Hay una pelea dentro de mí.
No con puños ni gritos, sino con silencios cargados y pensamientos que galopan como caballos desbocados. En una esquina, mi ego: brillante, ruidoso, siempre alzando la voz. En la otra, mi alma: paciente, suave, susurrando verdades que apenas puedo oírEsta mañana, el ego ganó el primer asalto.
—No eres suficiente —me dijo—. Mírate. No haces lo que deberías. No avanzas. No brillas. No cumples. No eres.
Su voz retumbó en mi pecho como un tambor de guerra. Me vestí con prisa, con culpa. Me miré al espejo y me vi con los ojos del juicio: cabello desordenado, ojeras como sombras de batallas pasadas, una sonrisa cansada que apenas se sostenía.
Pero mientras cerraba la puerta para enfrentar un día más, mi alma, delicada como la brisa de una ventana entreabierta, susurró:
—Mujer, eres poderosa.
Me detuve.
—¿Qué dijiste?
—Que eres poderosa —repitió—. Porque sigues caminando aun cuando dudas.
Porque sientes y no te avergüenzas de ello. Porque amas sin pedir permiso y sueñas aunque el mundo te diga que no hay tiempo.
Respiré. Por primera vez en días, respiré profundo. No para sobrevivir. Para habitarme.
El ego bufó, molesto por perder atención.
—¿Y qué vas a hacer con ese susurro? ¿Acaso crees que con palabras bonitas vas a llegar a alguna parte?

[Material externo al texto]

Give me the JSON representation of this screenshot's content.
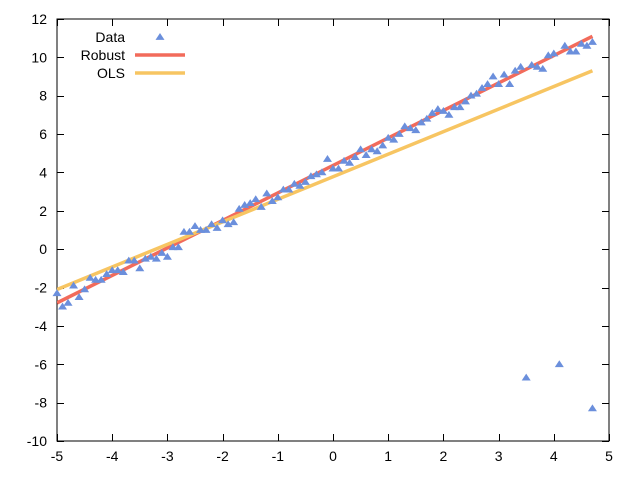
{
  "chart_data": {
    "type": "scatter",
    "title": "",
    "xlabel": "",
    "ylabel": "",
    "xlim": [
      -5,
      5
    ],
    "ylim": [
      -10,
      12
    ],
    "xticks": [
      -5,
      -4,
      -3,
      -2,
      -1,
      0,
      1,
      2,
      3,
      4,
      5
    ],
    "yticks": [
      -10,
      -8,
      -6,
      -4,
      -2,
      0,
      2,
      4,
      6,
      8,
      10,
      12
    ],
    "grid": false,
    "legend_position": "top-left",
    "series": [
      {
        "name": "Data",
        "kind": "points",
        "marker": "triangle",
        "color": "#6b8fdc",
        "points": [
          [
            -5.0,
            -2.3
          ],
          [
            -4.9,
            -3.0
          ],
          [
            -4.8,
            -2.8
          ],
          [
            -4.7,
            -1.9
          ],
          [
            -4.6,
            -2.5
          ],
          [
            -4.5,
            -2.1
          ],
          [
            -4.4,
            -1.5
          ],
          [
            -4.3,
            -1.6
          ],
          [
            -4.2,
            -1.6
          ],
          [
            -4.1,
            -1.3
          ],
          [
            -4.0,
            -1.1
          ],
          [
            -3.9,
            -1.1
          ],
          [
            -3.8,
            -1.2
          ],
          [
            -3.7,
            -0.6
          ],
          [
            -3.6,
            -0.6
          ],
          [
            -3.5,
            -1.0
          ],
          [
            -3.4,
            -0.5
          ],
          [
            -3.3,
            -0.4
          ],
          [
            -3.2,
            -0.5
          ],
          [
            -3.1,
            -0.2
          ],
          [
            -3.0,
            -0.4
          ],
          [
            -2.9,
            0.1
          ],
          [
            -2.8,
            0.1
          ],
          [
            -2.7,
            0.9
          ],
          [
            -2.6,
            0.9
          ],
          [
            -2.5,
            1.2
          ],
          [
            -2.4,
            1.0
          ],
          [
            -2.3,
            1.0
          ],
          [
            -2.2,
            1.3
          ],
          [
            -2.1,
            1.1
          ],
          [
            -2.0,
            1.5
          ],
          [
            -1.9,
            1.3
          ],
          [
            -1.8,
            1.4
          ],
          [
            -1.7,
            2.1
          ],
          [
            -1.6,
            2.3
          ],
          [
            -1.5,
            2.4
          ],
          [
            -1.4,
            2.6
          ],
          [
            -1.3,
            2.2
          ],
          [
            -1.2,
            2.9
          ],
          [
            -1.1,
            2.5
          ],
          [
            -1.0,
            2.7
          ],
          [
            -0.9,
            3.1
          ],
          [
            -0.8,
            3.1
          ],
          [
            -0.7,
            3.4
          ],
          [
            -0.6,
            3.3
          ],
          [
            -0.5,
            3.5
          ],
          [
            -0.4,
            3.8
          ],
          [
            -0.3,
            3.9
          ],
          [
            -0.2,
            4.0
          ],
          [
            -0.1,
            4.7
          ],
          [
            0.0,
            4.2
          ],
          [
            0.1,
            4.2
          ],
          [
            0.2,
            4.6
          ],
          [
            0.3,
            4.5
          ],
          [
            0.4,
            4.8
          ],
          [
            0.5,
            5.2
          ],
          [
            0.6,
            4.9
          ],
          [
            0.7,
            5.2
          ],
          [
            0.8,
            5.1
          ],
          [
            0.9,
            5.4
          ],
          [
            1.0,
            5.8
          ],
          [
            1.1,
            5.7
          ],
          [
            1.2,
            6.0
          ],
          [
            1.3,
            6.4
          ],
          [
            1.4,
            6.3
          ],
          [
            1.5,
            6.2
          ],
          [
            1.6,
            6.6
          ],
          [
            1.7,
            6.8
          ],
          [
            1.8,
            7.1
          ],
          [
            1.9,
            7.3
          ],
          [
            2.0,
            7.2
          ],
          [
            2.1,
            7.0
          ],
          [
            2.2,
            7.4
          ],
          [
            2.3,
            7.4
          ],
          [
            2.4,
            7.7
          ],
          [
            2.5,
            8.0
          ],
          [
            2.6,
            8.1
          ],
          [
            2.7,
            8.4
          ],
          [
            2.8,
            8.6
          ],
          [
            2.9,
            9.0
          ],
          [
            3.0,
            8.6
          ],
          [
            3.1,
            9.1
          ],
          [
            3.2,
            8.6
          ],
          [
            3.3,
            9.3
          ],
          [
            3.4,
            9.5
          ],
          [
            3.5,
            -6.7
          ],
          [
            3.6,
            9.6
          ],
          [
            3.7,
            9.5
          ],
          [
            3.8,
            9.4
          ],
          [
            3.9,
            10.1
          ],
          [
            4.0,
            10.2
          ],
          [
            4.1,
            -6.0
          ],
          [
            4.2,
            10.6
          ],
          [
            4.3,
            10.3
          ],
          [
            4.4,
            10.3
          ],
          [
            4.5,
            10.7
          ],
          [
            4.6,
            10.6
          ],
          [
            4.7,
            -8.3
          ],
          [
            4.7,
            10.8
          ]
        ]
      },
      {
        "name": "Robust",
        "kind": "line",
        "color": "#f26b5b",
        "points": [
          [
            -5.0,
            -2.8
          ],
          [
            4.7,
            11.1
          ]
        ]
      },
      {
        "name": "OLS",
        "kind": "line",
        "color": "#f7c562",
        "points": [
          [
            -5.0,
            -2.1
          ],
          [
            4.7,
            9.3
          ]
        ]
      }
    ]
  }
}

Mi alma, con su infinita ternura, respondió:
—No se trata de llegar. Se trata de recordar quién soy.
Y en ese instante lo supe: la pelea no era para ver quién ganaba. Era para que yo aprendiera a elegir.
Así que me descalcé por un segundo. Cerré los ojos. Me abracé. Y repetí lo que mi alma sabía desde siempre:
«Soy poderosa. No por no tener miedo, sino por no rendirme a él.»